British Airways Boeing 747 via Wikimedia

"Ladies and gentleman in approximately and hour and half we will be landing at London Gatwick Airport. We will be coming through the cabin serving a light breakfast. If you would like one please put your tray down."

Shoot! They are at it again. Just when I get to sleep they wake me up to eat. I love my trips to Scotland except for one thing. The airplane rides from the US to the UK are a real pain. The US transatlantic flights going east fly at night so not only is my body shocked by the time difference it loses a night's sleep. Every airline I have used for Scotland handles it the same way by serving drinks, dinner, movies, and breakfast. I am sure it is done to entertain those who cannot sleep. What about the rest of us? After much practice I fall asleep the minute I am done with my dinner (sometimes even before they remove my tray) and snooze until they wake me up.

Since I haven't reset my watch, I take note they have chosen 2:00 a.m. (my time) to serve breakfast. No wonder I am not hungry since dinner was only three hours ago. I might as well reset my watch and get into the swing of things. London and the passport check lines await me. Another big joy of traveling to the UK.

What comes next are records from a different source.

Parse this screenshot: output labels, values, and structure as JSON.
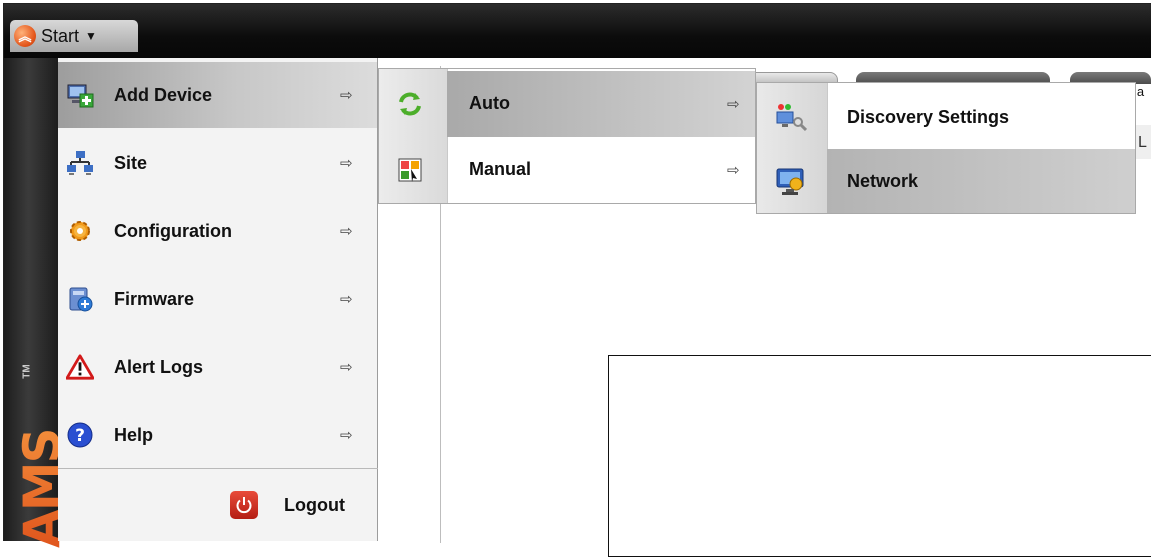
{
  "taskbar": {
    "start_label": "Start",
    "start_icon": "ams-logo-icon",
    "caret_icon": "caret-down-icon"
  },
  "brand": {
    "name": "AMS",
    "trademark": "TM"
  },
  "start_menu": {
    "items": [
      {
        "label": "Add Device",
        "icon": "add-device-icon",
        "active": true
      },
      {
        "label": "Site",
        "icon": "site-network-icon"
      },
      {
        "label": "Configuration",
        "icon": "configuration-gear-icon"
      },
      {
        "label": "Firmware",
        "icon": "firmware-icon"
      },
      {
        "label": "Alert Logs",
        "icon": "alert-warning-icon"
      },
      {
        "label": "Help",
        "icon": "help-icon"
      }
    ],
    "logout_label": "Logout"
  },
  "add_device_submenu": {
    "items": [
      {
        "label": "Auto",
        "icon": "auto-refresh-icon",
        "active": true
      },
      {
        "label": "Manual",
        "icon": "manual-icon"
      }
    ]
  },
  "auto_submenu": {
    "items": [
      {
        "label": "Discovery Settings",
        "icon": "discovery-settings-icon"
      },
      {
        "label": "Network",
        "icon": "network-computer-icon",
        "active": true
      }
    ]
  },
  "background": {
    "tab_text": "la",
    "edge_text": "L"
  }
}
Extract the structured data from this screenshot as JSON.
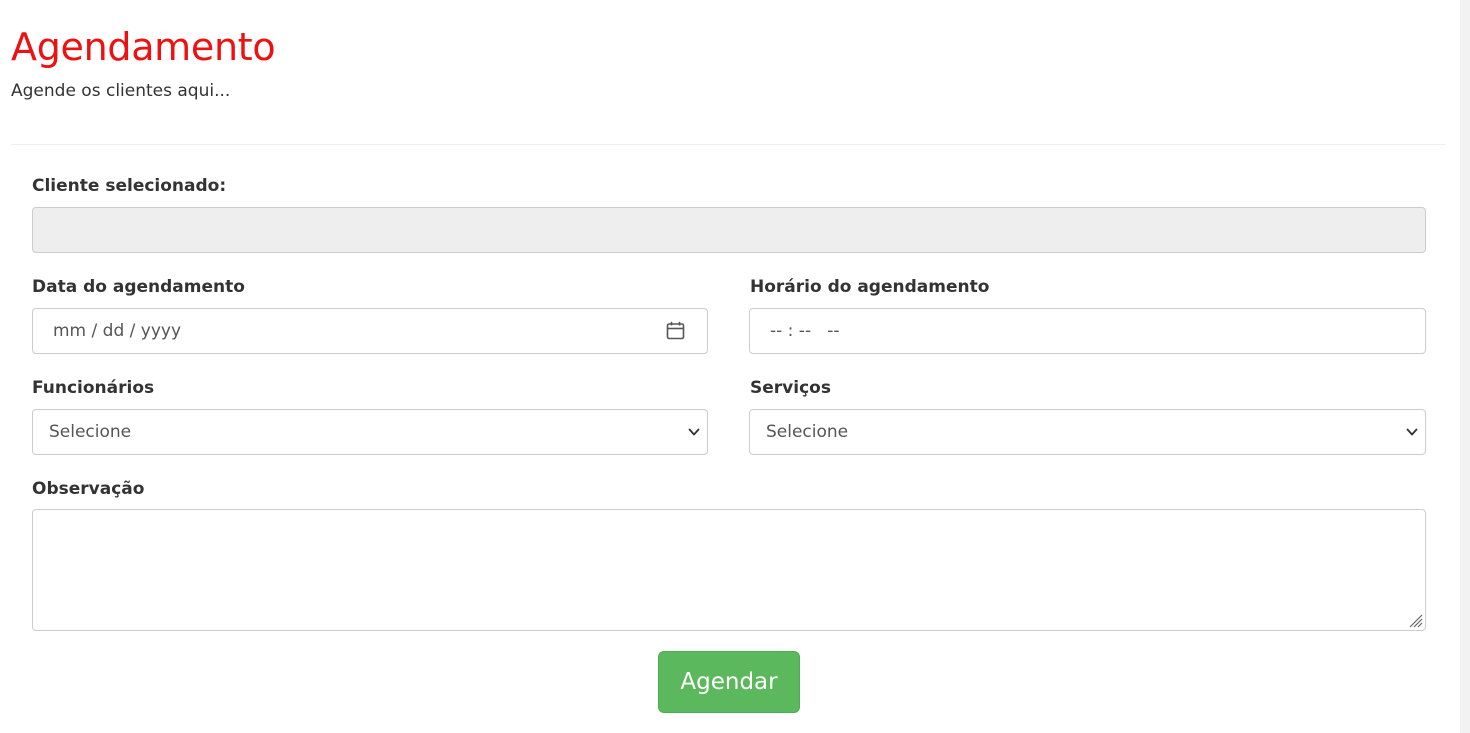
{
  "header": {
    "title": "Agendamento",
    "subtitle": "Agende os clientes aqui..."
  },
  "form": {
    "cliente": {
      "label": "Cliente selecionado:",
      "value": ""
    },
    "data": {
      "label": "Data do agendamento",
      "placeholder": "mm / dd / yyyy",
      "icon": "calendar-icon"
    },
    "horario": {
      "label": "Horário do agendamento",
      "placeholder": "-- : --   --"
    },
    "funcionarios": {
      "label": "Funcionários",
      "selected": "Selecione",
      "icon": "chevron-down-icon"
    },
    "servicos": {
      "label": "Serviços",
      "selected": "Selecione",
      "icon": "chevron-down-icon"
    },
    "observacao": {
      "label": "Observação",
      "value": ""
    },
    "submit_label": "Agendar"
  },
  "colors": {
    "title": "#ee1111",
    "button": "#5cb85c",
    "readonly_bg": "#eeeeee",
    "border": "#cccccc"
  }
}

What a strange January flight this is. Usually our transatlantic planes are crammed with passengers. This plane has 2/3 of the seats empty. Weird since the round trip fare to London is now below $400. According to the media the lack of travelers to the UK is caused by the strength of the pound sterling against the weak US dollar. It costs a fortune in US dollars to buying something in the UK. My resourceful husband takes advantage of the lack of passengers by grabbing a middle section seat. This allows him the luxury of actually lying down to sleep across three empty seats. He leaves me with two seats to call my own which helps me spread out a little.

Well, here they come. A friendly flight attendant chucks a very hot towel in my hand. Being a dutiful passenger I wash my face and hands so I look nice and tidy for breakfast. Since I order special meals, I am the first served. A wonderful hard bagel, tasteless low fat cream cheese, jam, orange juice and coffee are the menu. Yum, Yum? A gourmet breakfast helps start the day in the middle of the night.

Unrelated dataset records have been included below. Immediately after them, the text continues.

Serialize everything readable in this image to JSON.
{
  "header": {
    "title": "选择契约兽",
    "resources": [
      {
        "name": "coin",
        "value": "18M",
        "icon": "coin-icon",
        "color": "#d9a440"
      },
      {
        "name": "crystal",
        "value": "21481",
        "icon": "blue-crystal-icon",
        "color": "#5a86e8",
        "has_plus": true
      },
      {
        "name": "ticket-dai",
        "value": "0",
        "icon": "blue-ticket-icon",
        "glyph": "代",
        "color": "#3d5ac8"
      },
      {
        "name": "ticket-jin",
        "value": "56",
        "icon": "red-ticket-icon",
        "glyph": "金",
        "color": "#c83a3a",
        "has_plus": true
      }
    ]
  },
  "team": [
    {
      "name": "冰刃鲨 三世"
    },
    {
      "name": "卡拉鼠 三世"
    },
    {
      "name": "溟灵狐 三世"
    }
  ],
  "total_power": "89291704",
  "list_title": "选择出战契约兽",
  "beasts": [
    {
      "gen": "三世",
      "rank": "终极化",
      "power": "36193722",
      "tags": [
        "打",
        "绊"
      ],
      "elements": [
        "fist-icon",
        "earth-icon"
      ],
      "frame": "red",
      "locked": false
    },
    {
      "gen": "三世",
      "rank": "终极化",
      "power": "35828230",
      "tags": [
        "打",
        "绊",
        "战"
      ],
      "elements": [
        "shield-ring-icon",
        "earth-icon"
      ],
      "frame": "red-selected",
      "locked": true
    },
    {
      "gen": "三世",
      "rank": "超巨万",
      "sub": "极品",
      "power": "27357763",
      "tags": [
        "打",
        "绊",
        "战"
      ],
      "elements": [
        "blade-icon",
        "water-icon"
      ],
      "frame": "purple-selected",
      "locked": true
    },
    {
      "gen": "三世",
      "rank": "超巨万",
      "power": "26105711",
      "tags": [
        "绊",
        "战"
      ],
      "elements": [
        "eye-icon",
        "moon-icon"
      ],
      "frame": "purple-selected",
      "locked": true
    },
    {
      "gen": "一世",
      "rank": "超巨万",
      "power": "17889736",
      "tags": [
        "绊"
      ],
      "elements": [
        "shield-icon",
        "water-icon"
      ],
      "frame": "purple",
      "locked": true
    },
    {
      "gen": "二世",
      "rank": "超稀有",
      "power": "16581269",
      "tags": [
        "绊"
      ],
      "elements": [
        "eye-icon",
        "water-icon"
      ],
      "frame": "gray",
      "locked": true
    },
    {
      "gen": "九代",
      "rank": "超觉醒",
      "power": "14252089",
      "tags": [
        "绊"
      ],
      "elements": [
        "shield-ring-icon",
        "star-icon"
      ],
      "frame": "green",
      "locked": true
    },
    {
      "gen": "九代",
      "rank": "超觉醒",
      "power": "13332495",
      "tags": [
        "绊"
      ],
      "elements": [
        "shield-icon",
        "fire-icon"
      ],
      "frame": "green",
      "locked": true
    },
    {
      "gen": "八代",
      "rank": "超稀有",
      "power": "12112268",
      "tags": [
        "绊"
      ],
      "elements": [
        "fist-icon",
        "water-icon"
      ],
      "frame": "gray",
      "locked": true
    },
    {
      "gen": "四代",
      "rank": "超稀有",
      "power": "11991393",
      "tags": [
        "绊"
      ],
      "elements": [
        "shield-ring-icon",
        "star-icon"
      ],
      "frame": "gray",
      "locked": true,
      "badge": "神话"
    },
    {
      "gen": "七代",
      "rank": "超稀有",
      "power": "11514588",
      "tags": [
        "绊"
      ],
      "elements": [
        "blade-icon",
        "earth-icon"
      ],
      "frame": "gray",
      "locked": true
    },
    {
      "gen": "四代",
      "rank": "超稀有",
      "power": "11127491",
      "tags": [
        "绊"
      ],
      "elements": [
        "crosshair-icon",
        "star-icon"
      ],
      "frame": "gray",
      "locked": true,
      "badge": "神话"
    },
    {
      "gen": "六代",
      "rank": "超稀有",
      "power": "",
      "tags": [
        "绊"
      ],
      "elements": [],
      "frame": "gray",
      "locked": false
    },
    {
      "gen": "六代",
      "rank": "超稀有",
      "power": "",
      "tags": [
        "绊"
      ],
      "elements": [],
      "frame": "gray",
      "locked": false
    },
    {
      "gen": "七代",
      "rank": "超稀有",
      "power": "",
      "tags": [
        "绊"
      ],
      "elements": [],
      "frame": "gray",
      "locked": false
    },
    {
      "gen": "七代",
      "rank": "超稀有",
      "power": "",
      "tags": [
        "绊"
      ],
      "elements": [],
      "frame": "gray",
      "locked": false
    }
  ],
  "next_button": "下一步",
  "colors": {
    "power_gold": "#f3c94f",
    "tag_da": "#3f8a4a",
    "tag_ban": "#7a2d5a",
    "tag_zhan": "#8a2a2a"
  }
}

Suddenly I remember, I am going to Scotland. What in the world is wrong with me? I am complaining about everything. Many of the Radiance readers would consider this an adventure of a life time. "Stop it! Sharma Jeanne!" I say to myself. All of these little things are not important when you consider the bigger issue. Going to Scotland is my desire and to get there you have to put up with a few inconveniences. I look out the window to see if I can detect dear Scotland. Most US flights soar over Scotland on the way to London - remember Lockerbie? Sliding up the window cover I search for the first sight of the green shores of Scotland or Ireland since I could not tell the difference from this altitude. At this point I am not fussy, all I want is to see land. What do I see? A floor of white fluffy carpeting and nothing else. What else? Clouds! On my June trip home it had been clear. I saw the Hebrides, ocean frosted with white caps and even a light house. I will keep watching maybe the haze will clear this time also.

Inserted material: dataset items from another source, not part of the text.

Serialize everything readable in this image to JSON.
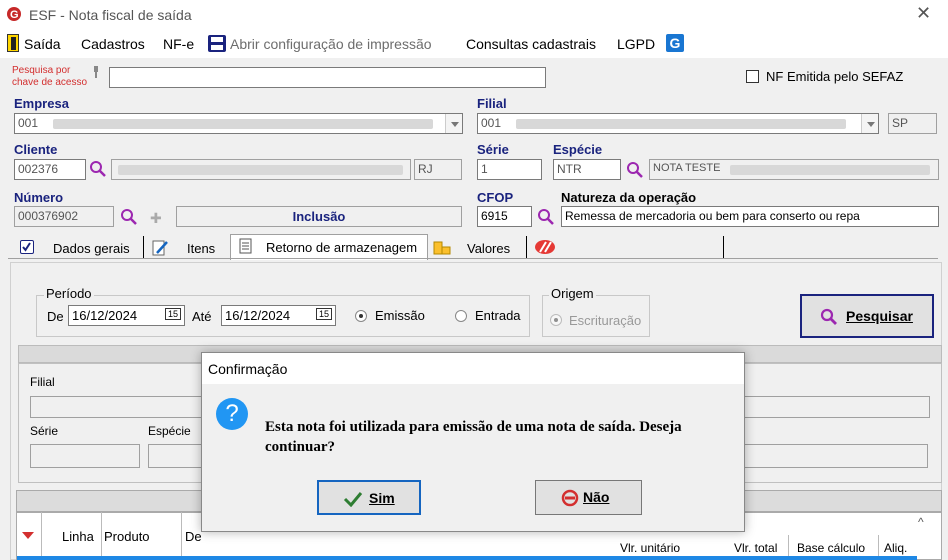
{
  "window": {
    "title": "ESF - Nota fiscal de saída"
  },
  "menu": {
    "saida": "Saída",
    "cadastros": "Cadastros",
    "nfe": "NF-e",
    "abrir_config": "Abrir configuração de impressão",
    "consultas": "Consultas cadastrais",
    "lgpd": "LGPD"
  },
  "search": {
    "label_line1": "Pesquisa por",
    "label_line2": "chave de acesso",
    "value": "",
    "nf_emitida_label": "NF Emitida pelo SEFAZ",
    "nf_emitida_checked": false
  },
  "empresa": {
    "label": "Empresa",
    "code": "001"
  },
  "filial": {
    "label": "Filial",
    "code": "001",
    "uf": "SP"
  },
  "cliente": {
    "label": "Cliente",
    "code": "002376",
    "uf": "RJ"
  },
  "serie": {
    "label": "Série",
    "value": "1"
  },
  "especie": {
    "label": "Espécie",
    "code": "NTR",
    "description": "NOTA TESTE"
  },
  "numero": {
    "label": "Número",
    "value": "000376902",
    "mode": "Inclusão"
  },
  "cfop": {
    "label": "CFOP",
    "value": "6915"
  },
  "natureza": {
    "label": "Natureza da operação",
    "value": "Remessa de mercadoria ou bem para conserto ou repa"
  },
  "tabs": {
    "dados_gerais": "Dados gerais",
    "itens": "Itens",
    "retorno": "Retorno de armazenagem",
    "valores": "Valores"
  },
  "periodo": {
    "legend": "Período",
    "de_label": "De",
    "de_value": "16/12/2024",
    "ate_label": "Até",
    "ate_value": "16/12/2024",
    "emissao_label": "Emissão",
    "entrada_label": "Entrada",
    "selected": "Emissão",
    "cal_glyph": "15"
  },
  "origem": {
    "legend": "Origem",
    "escrituracao_label": "Escrituração"
  },
  "pesquisar": {
    "label": "Pesquisar"
  },
  "filters": {
    "filial": "Filial",
    "serie": "Série",
    "especie": "Espécie"
  },
  "grid": {
    "columns": [
      "Linha",
      "Produto",
      "De",
      "Vlr. unitário",
      "Vlr. total",
      "Base cálculo",
      "Aliq."
    ]
  },
  "dialog": {
    "title": "Confirmação",
    "message": "Esta nota foi utilizada para emissão de uma nota de saída. Deseja continuar?",
    "yes": "Sim",
    "no": "Não"
  },
  "colors": {
    "accent": "#1a237e",
    "purple_icon": "#9c27b0",
    "red": "#c62828"
  }
}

The clouds are stunning with a faint tinge of orange on their edges from the rising sun. I find myself relaxing as I watch the scenes change as the light alters with the rising of the sun. In less than an hour I will be in the UK and just one short airline hop away from Scotland. Speaking of airlines I notice one just below me. It is gray and heading in the same direction we are. Other lucky people are on their way to London. I speculate if anyone down there is going to Scotland.

Happiness over takes me when the sight of the other plane. The worst part of traveling to Scotland will soon be over. I never have trouble with the flight going back to the USA just this flying all night stuff.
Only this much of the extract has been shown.